Volleyball information
- Number: 8 (national team)

National team
| 2005–2007 | USA |

Medal record
Women's volleyball
Representing United States
NORCECA Championship
| Gold medal – first place | 2005 Port of Spain | Team |
| Silver medal – second place | 2007 Winnipeg | Team |
World Grand Champions Cup
| Silver medal – second place | 2005 Nagoya | Team |

= Katie Wilkins =

American volleyball player

Katherine "Katie" Wilkins (born May 10, 1982, in Lakeside, California) is an American former volleyball player. She was part of the USA women's national volleyball team at the 2006 FIVB Volleyball Women's World Championship in Japan.

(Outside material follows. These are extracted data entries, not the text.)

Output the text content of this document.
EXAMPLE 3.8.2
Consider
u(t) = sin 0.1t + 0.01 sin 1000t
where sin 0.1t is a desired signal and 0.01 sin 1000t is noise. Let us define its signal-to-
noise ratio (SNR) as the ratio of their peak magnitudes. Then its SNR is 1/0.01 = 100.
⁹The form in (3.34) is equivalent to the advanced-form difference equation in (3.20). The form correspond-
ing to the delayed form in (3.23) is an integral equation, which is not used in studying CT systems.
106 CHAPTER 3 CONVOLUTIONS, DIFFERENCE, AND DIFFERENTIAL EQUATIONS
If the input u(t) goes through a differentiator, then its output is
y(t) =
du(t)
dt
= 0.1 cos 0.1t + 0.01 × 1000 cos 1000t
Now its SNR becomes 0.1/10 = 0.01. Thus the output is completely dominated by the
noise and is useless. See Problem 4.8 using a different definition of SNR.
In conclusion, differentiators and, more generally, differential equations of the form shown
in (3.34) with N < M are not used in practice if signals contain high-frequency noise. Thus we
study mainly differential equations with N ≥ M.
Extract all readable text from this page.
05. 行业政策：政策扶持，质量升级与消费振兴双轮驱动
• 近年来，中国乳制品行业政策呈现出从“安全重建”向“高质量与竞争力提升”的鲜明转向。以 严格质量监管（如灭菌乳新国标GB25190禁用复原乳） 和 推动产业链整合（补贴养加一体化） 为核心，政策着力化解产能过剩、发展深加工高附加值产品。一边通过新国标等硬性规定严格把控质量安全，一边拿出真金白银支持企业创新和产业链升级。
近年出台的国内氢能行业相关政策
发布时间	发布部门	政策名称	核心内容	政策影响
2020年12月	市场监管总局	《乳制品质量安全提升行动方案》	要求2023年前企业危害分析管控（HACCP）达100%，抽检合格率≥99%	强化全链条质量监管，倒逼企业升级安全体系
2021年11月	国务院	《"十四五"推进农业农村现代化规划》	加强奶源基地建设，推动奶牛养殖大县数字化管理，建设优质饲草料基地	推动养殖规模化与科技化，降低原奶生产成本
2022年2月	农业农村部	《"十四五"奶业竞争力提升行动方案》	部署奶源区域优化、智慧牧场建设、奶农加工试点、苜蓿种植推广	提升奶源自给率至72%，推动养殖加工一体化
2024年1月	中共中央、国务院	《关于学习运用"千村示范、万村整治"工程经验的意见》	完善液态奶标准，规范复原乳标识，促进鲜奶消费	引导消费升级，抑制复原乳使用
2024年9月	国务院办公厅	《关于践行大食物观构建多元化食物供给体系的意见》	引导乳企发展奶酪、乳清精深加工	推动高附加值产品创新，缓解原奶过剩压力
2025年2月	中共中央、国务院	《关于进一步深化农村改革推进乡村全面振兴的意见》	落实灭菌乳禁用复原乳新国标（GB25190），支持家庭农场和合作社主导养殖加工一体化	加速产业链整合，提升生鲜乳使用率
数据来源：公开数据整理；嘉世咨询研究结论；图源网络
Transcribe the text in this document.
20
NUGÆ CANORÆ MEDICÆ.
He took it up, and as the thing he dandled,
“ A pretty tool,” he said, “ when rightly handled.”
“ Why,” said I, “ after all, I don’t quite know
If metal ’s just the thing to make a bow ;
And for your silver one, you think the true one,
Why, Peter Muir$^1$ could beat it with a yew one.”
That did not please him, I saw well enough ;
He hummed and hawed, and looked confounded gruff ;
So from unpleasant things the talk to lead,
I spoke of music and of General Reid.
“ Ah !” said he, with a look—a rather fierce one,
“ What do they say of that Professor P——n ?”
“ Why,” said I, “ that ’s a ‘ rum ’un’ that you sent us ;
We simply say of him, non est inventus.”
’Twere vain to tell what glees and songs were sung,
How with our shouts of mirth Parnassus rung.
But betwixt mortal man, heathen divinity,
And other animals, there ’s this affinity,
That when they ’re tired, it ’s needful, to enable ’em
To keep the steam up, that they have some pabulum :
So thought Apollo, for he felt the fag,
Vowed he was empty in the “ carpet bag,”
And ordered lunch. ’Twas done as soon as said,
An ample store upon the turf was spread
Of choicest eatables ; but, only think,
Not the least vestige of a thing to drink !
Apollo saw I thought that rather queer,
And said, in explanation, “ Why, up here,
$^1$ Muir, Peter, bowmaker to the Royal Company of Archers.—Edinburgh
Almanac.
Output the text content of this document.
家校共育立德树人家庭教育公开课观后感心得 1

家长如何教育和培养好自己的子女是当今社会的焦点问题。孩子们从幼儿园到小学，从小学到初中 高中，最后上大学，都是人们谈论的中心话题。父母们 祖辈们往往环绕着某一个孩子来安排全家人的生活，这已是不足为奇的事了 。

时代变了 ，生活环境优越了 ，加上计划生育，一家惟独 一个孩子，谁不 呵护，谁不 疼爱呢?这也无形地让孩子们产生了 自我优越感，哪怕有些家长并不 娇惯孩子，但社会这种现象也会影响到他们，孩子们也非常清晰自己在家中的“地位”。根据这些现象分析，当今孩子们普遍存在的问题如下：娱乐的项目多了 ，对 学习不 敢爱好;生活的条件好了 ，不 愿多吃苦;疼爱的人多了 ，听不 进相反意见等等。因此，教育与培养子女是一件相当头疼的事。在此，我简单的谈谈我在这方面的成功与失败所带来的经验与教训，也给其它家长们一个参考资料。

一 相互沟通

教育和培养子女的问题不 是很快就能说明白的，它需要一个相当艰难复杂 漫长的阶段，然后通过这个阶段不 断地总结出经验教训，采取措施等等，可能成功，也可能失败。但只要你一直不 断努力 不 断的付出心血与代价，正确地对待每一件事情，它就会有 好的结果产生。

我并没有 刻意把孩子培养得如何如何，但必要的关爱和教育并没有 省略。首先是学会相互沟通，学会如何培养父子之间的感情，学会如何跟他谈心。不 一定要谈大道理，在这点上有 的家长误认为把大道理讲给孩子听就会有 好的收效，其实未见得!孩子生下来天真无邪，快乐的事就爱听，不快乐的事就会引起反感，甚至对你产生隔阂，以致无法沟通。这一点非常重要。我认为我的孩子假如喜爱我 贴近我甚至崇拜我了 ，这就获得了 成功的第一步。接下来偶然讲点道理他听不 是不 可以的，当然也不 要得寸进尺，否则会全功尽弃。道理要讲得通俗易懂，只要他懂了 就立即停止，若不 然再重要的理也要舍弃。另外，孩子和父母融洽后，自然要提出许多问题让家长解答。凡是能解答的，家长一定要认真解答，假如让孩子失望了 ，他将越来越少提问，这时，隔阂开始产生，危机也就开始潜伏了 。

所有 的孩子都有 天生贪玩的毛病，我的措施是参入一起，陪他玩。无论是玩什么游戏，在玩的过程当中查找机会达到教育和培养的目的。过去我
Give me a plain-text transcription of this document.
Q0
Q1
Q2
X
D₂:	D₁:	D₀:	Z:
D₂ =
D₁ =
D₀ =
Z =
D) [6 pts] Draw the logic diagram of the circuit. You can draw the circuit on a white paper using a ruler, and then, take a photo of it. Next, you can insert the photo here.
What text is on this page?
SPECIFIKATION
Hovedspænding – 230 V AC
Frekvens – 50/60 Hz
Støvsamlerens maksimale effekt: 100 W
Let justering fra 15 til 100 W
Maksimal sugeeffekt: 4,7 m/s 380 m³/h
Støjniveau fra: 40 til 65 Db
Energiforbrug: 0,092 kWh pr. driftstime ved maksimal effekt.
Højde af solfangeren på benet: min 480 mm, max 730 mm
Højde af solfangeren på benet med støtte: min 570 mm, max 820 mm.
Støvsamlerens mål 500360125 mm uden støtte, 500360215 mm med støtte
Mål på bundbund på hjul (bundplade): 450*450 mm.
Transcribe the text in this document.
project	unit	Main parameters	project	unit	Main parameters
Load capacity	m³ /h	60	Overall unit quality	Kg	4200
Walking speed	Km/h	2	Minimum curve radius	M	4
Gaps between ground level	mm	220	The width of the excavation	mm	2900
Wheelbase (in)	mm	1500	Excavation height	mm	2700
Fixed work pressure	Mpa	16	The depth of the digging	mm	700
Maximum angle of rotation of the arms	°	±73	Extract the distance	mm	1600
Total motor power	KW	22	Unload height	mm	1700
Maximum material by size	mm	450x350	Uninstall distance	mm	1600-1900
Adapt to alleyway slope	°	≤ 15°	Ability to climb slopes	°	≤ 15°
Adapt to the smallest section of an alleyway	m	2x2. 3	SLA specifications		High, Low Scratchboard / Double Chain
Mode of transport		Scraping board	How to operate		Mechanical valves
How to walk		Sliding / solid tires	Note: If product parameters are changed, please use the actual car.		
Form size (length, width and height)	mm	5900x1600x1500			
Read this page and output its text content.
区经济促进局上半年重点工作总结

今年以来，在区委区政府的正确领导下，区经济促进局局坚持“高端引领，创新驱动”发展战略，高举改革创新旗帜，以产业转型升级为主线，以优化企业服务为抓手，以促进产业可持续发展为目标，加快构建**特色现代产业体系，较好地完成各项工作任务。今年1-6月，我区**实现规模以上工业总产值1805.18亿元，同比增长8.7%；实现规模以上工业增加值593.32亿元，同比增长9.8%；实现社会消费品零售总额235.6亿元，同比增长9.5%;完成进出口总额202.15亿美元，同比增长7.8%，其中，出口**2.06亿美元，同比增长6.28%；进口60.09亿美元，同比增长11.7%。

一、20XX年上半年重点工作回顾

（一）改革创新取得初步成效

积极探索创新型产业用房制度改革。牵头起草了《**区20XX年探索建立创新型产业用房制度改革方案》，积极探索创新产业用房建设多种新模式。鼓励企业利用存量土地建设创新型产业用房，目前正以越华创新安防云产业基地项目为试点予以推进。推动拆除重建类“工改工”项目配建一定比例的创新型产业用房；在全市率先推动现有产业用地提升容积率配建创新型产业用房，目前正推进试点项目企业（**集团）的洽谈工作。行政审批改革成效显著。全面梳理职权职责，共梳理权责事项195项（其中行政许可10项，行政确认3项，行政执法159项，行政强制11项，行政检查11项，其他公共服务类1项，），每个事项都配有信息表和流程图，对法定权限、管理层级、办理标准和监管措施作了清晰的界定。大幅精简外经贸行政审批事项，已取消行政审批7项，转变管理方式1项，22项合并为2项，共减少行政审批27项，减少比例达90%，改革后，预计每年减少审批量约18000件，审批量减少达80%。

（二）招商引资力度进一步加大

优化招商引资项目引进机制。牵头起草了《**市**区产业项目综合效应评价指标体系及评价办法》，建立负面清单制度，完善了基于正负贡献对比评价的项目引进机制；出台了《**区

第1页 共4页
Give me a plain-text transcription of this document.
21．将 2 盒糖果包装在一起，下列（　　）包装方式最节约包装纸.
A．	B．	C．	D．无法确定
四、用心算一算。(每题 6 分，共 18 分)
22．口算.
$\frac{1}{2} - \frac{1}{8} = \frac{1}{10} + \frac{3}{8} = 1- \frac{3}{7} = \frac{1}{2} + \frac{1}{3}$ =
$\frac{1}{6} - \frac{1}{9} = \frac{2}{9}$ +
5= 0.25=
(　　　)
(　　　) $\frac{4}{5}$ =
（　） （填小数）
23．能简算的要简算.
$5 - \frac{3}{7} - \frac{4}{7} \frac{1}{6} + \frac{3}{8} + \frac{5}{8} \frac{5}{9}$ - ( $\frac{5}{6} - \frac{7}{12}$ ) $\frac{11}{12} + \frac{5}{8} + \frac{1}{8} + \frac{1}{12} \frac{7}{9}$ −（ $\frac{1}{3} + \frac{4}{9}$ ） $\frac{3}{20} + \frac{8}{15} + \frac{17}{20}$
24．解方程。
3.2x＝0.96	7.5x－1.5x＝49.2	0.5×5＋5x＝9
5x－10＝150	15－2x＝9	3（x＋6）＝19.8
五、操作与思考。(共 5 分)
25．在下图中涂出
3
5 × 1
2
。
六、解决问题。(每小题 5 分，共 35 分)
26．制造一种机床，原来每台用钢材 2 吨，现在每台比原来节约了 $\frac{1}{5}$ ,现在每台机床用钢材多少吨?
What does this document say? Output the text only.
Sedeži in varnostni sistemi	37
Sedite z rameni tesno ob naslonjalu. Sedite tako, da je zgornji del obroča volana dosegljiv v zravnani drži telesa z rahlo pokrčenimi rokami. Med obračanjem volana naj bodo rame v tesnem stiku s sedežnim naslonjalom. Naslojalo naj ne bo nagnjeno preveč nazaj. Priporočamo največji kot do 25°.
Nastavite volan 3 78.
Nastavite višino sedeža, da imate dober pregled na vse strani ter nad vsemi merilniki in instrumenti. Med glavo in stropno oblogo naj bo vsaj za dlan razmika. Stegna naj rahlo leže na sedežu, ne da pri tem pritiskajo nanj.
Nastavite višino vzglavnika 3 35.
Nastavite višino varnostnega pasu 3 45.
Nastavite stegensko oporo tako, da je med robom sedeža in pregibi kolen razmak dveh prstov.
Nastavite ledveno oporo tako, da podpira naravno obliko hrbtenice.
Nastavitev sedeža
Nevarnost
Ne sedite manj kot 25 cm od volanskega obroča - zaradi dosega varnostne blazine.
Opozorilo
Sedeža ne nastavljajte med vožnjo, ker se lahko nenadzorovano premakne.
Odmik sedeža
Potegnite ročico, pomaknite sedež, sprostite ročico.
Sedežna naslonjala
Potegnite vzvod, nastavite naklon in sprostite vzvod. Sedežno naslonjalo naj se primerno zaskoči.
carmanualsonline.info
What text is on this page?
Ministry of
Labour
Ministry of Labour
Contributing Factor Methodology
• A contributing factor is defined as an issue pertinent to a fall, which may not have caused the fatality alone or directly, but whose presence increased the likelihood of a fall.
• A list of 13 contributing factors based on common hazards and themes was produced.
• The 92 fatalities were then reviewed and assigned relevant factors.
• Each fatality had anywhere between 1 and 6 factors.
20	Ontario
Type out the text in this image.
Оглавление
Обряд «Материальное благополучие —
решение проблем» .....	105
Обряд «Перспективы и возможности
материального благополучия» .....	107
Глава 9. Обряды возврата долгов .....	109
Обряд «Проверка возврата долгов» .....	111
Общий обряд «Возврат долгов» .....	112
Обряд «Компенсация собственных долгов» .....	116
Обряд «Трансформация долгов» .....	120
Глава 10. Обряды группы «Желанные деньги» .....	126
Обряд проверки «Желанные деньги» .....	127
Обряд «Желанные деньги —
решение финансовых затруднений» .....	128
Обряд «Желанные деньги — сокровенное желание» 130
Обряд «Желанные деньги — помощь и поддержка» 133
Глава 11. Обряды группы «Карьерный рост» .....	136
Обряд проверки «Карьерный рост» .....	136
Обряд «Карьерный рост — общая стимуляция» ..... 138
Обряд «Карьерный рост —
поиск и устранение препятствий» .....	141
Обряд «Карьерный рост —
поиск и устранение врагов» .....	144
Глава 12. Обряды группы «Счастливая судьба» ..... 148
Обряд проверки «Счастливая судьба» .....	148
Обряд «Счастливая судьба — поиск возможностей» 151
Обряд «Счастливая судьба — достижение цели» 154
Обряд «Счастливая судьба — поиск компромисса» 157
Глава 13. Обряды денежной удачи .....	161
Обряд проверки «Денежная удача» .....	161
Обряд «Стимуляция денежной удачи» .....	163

Wilkins graduated from Valley Christian High in El Cajon, California in 2000. She attended Pepperdine University and was selected for the All-America first team by the American Volleyball Coaches Association in 2003 after 2 prior selections for the second team. During her time at Pepperdine, the team made four appearances in the NCAA Championships, reaching the "Elite 8" on two occasions, as well as being seeded first in 2003.

From 2006 to 2007, Wilkins played professionally for the Incheon Heungkuk Life Pink Spiders in South Korea's V-League, where she helped the Spiders to win the second consecutive championship.